20. "Fuck Her Gently"

==Internet Archive albums==

There is one album which was released with the explicit permission of Tenacious D. This live show has been recorded and released through Internet Archive and is available for free digital download.

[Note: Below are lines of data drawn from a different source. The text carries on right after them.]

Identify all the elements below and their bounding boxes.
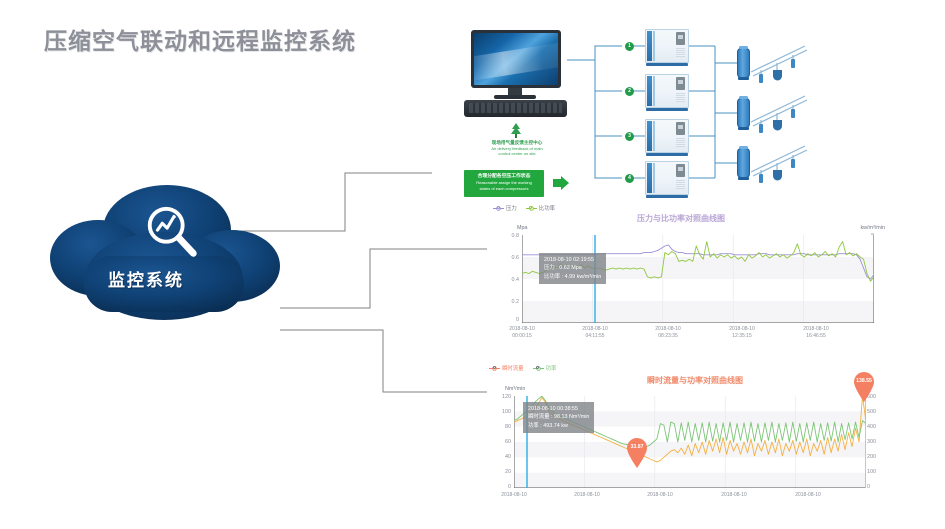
legend-marker-pressure [493, 206, 504, 211]
node-dot-2: 2 [625, 87, 634, 96]
instant-flow-vs-power-chart[interactable]: 瞬时流量 功率 瞬时流量与功率对照曲线图 Nm³/min 120 100 80 … [487, 362, 897, 522]
min-value-marker-label: 33.87 [626, 444, 648, 450]
chart1-y2-axis-unit: kw/m³/min [860, 225, 885, 231]
legend-marker-flow [489, 366, 500, 371]
air-compressor-4 [645, 158, 689, 198]
node-dot-3: 3 [625, 132, 634, 141]
chart1-legend-item-specific-power[interactable]: 比功率 [526, 204, 555, 212]
chart2-ytick-6: 0 [489, 484, 511, 490]
chart2-legend-item-flow[interactable]: 瞬时流量 [489, 364, 524, 372]
node-dot-4: 4 [625, 174, 634, 183]
chart2-y2tick-4: 200 [867, 454, 889, 460]
chart1-ytick-1: 0.6 [501, 255, 519, 261]
chart1-ytick-2: 0.4 [501, 277, 519, 283]
chart2-ytick-0: 120 [489, 394, 511, 400]
chart2-legend-item-power[interactable]: 功率 [533, 364, 557, 372]
chart1-ytick-4: 0 [501, 317, 519, 323]
monitoring-cloud[interactable]: 监控系统 [36, 178, 292, 324]
chart1-legend-item-pressure[interactable]: 压力 [493, 204, 517, 212]
chart1-tooltip-line1: 压力 : 0.63 Mpa [544, 264, 601, 272]
chart2-xtick-1: 2018-08-10 [560, 492, 614, 499]
legend-label-specific-power: 比功率 [539, 204, 555, 212]
chart2-legend[interactable]: 瞬时流量 功率 [489, 364, 556, 372]
chart1-y-axis-unit: Mpa [517, 225, 528, 231]
chart2-y2tick-2: 400 [867, 424, 889, 430]
legend-marker-specific-power [526, 206, 537, 211]
air-compressor-2 [645, 71, 689, 111]
chart2-y2tick-3: 300 [867, 439, 889, 445]
chart1-ytick-0: 0.8 [501, 233, 519, 239]
chart2-xtick-3: 2018-08-10 [707, 492, 761, 499]
chart2-xtick-4: 2018-08-10 [781, 492, 835, 499]
chart2-ytick-5: 20 [489, 469, 511, 475]
air-compressor-1 [645, 26, 689, 66]
max-value-marker[interactable]: 138.55 [853, 372, 875, 402]
cloud-label: 监控系统 [36, 266, 256, 291]
slide-canvas: 压缩空气联动和远程监控系统 [0, 0, 945, 529]
chart2-ytick-4: 40 [489, 454, 511, 460]
pipeline-network [747, 32, 827, 197]
chart2-title: 瞬时流量与功率对照曲线图 [647, 375, 743, 386]
legend-label-pressure: 压力 [506, 204, 517, 212]
chart2-xtick-0: 2018-08-10 [487, 492, 541, 499]
chart2-tooltip-line2: 功率 : 493.74 kw [528, 422, 589, 430]
chart2-ytick-1: 100 [489, 409, 511, 415]
node-dot-1: 1 [625, 42, 634, 51]
system-diagram: 现场用气量反馈主控中心 Air delivery feedback of mai… [437, 18, 937, 203]
chart2-y2tick-6: 0 [867, 484, 889, 490]
chart2-ytick-2: 80 [489, 424, 511, 430]
min-value-marker[interactable]: 33.87 [626, 438, 648, 468]
chart1-ytick-3: 0.2 [501, 299, 519, 305]
chart1-tooltip-line2: 比功率 : 4.99 kw/m³/min [544, 273, 601, 281]
chart1-xtick-4: 2018-08-1016:46:55 [789, 326, 843, 340]
chart1-xtick-0: 2018-08-1000:00:15 [495, 326, 549, 340]
chart1-xtick-2: 2018-08-1008:23:35 [641, 326, 695, 340]
chart2-y-axis-unit: Nm³/min [505, 386, 525, 392]
chart2-xtick-2: 2018-08-10 [633, 492, 687, 499]
chart2-ytick-3: 60 [489, 439, 511, 445]
chart2-y2tick-5: 100 [867, 469, 889, 475]
chart1-title: 压力与比功率对照曲线图 [637, 213, 725, 224]
legend-marker-power [533, 366, 544, 371]
chart2-tooltip: 2018-08-10 00:38:55 瞬时流量 : 98.13 Nm³/min… [523, 402, 594, 433]
chart1-xtick-3: 2018-08-1012:35:15 [715, 326, 769, 340]
chart2-tooltip-line1: 瞬时流量 : 98.13 Nm³/min [528, 413, 589, 421]
chart1-tooltip: 2018-08-10 02:19:55 压力 : 0.63 Mpa 比功率 : … [539, 253, 606, 284]
chart2-y2tick-1: 500 [867, 409, 889, 415]
legend-label-power: 功率 [546, 364, 557, 372]
pressure-vs-specific-power-chart[interactable]: 压力 比功率 压力与比功率对照曲线图 Mpa kw/m³/min 0.8 0.6… [487, 200, 887, 334]
chart2-tooltip-time: 2018-08-10 00:38:55 [528, 405, 589, 413]
chart1-legend[interactable]: 压力 比功率 [493, 204, 555, 212]
magnifier-chart-icon [141, 202, 203, 264]
chart1-tooltip-time: 2018-08-10 02:19:55 [544, 256, 601, 264]
chart1-xtick-1: 2018-08-1004:11:55 [568, 326, 622, 340]
max-value-marker-label: 138.55 [853, 378, 875, 384]
page-title: 压缩空气联动和远程监控系统 [44, 22, 356, 56]
air-compressor-3 [645, 116, 689, 156]
legend-label-flow: 瞬时流量 [502, 364, 524, 372]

| Date recorded | Venue | Location | Downloads |
|---|---|---|---|
| June 25, 2012 | The Tabernacle | Atlanta, Georgia | 305 |

==Tour dates==

Date: City; Country; Venue; Opening act
Leg 1 — North America
May 23, 2012: Santa Barbara; United States; Santa Barbara Bowl; The Sights
May 24, 2012: Oakland; Fox Oakland Theatre
May 26, 2012: Bend; Les Schwab Amphitheater
May 27, 2012: Vancouver; Canada; PNE Amphitheatre
May 28, 2012: George; United States; Sasquatch Music Festival
Leg 2 — Europe
June 1, 2012: Nuremberg; Germany; Rock im Park Festival
June 2, 2012: Nürburg; Rock am Ring Festival
June 3, 2012: Amsterdam; Netherlands; Heineken Music Hall; The Bots
June 5, 2012: London; England; Brixton Academy
June 6, 2012
June 7, 2012
June 9, 2012: Leicestershire; Download Festival
June 10, 2012: Manchester; Manchester Apollo; The Bots
June 11, 2012: Glasgow; Scotland; Scottish Exhibition and Conference Centre
Leg 3 — North America
June 23, 2012: Nashville; United States; Ryman Auditorium; The Sights
June 25, 2012: Atlanta; Tabernacle
June 26, 2012: Charlotte; The Fillmore
June 28, 2012: New York City; Hammerstein Ballroom
June 29, 2012
June 30, 2012: Philadelphia; Festival Pier at Penn's Landing; The Sights and The Front Bottoms
July 2, 2012: Boston; Bank of America Pavilion; The Sights
July 3, 2012: Uncasville; Mohegan Sun Arena
July 5, 2012: Toronto; Canada; Echo Beach; The Protomen
July 6, 2012: Detroit; United States; The Fillmore Detroit; The Sights
July 7, 2012: Chicago; Aragon Ballroom; The Sights and Urge Overkill
July 19, 2012: Austin; Austin Music Hall; The Sights
July 20, 2012: Dallas; Palladium Ballroom
July 21, 2012: Tulsa; Brady Theater
July 23, 2012: St. Louis; The Pageant
July 24, 2012: Kansas City; Uptown Theater
July 26, 2012: Morrison; Red Rocks Amphitheatre
July 28, 2012: Las Vegas; House of Blues
July 29, 2012: San Diego; San Diego State University's Open Air Theater
July 31, 2012: Los Angeles; Wiltern Theatre
Leg 4 — Europe
October 11, 2012: Munich; Germany; Zenith; The Sights
October 12, 2012: Hamburg; Alsterdorfer Sporthalle
October 14, 2012: Düsseldorf; Mitsubishi Electric Halle
October 15, 2012: Frankfurt; Jahrhunderthalle
October 16, 2012: Milan; Italy; Mediolanum Forum
October 18, 2012: Brighton; England; Brighton Centre
October 20, 2012: Dublin; Ireland; The O2
October 21, 2012: Wolverhampton; England; Wolverhampton Civic Hall
October 23, 2012: Manchester; Manchester Apollo
October 24, 2012: London; Hammersmith Apollo

==Personnel==

- Jack Black – lead vocals, rhythm acoustic guitar
- Kyle Gass – lead acoustic guitar, backing vocals
- John Konesky – electric guitar, backing vocals
- John Spiker – bass guitar, backing vocals
- Brooks Wackerman – drums

==Incidents==

During the Las Vegas performance on July 28, 2012, a brawl involving a dozen or so people broke out in the crowd by the stage. A few people were pulled out and the show continued. During the incident, there was a stabbing. Police were called to the scene as it was reported by a steward. By the time the police had arrived, Tenacious D had just finished "Friendship" which was the fourteenth song out of the planned twenty-three songs. The duo quickly played "Tribute" before the venue was cleared out. The man who was stabbed recovered.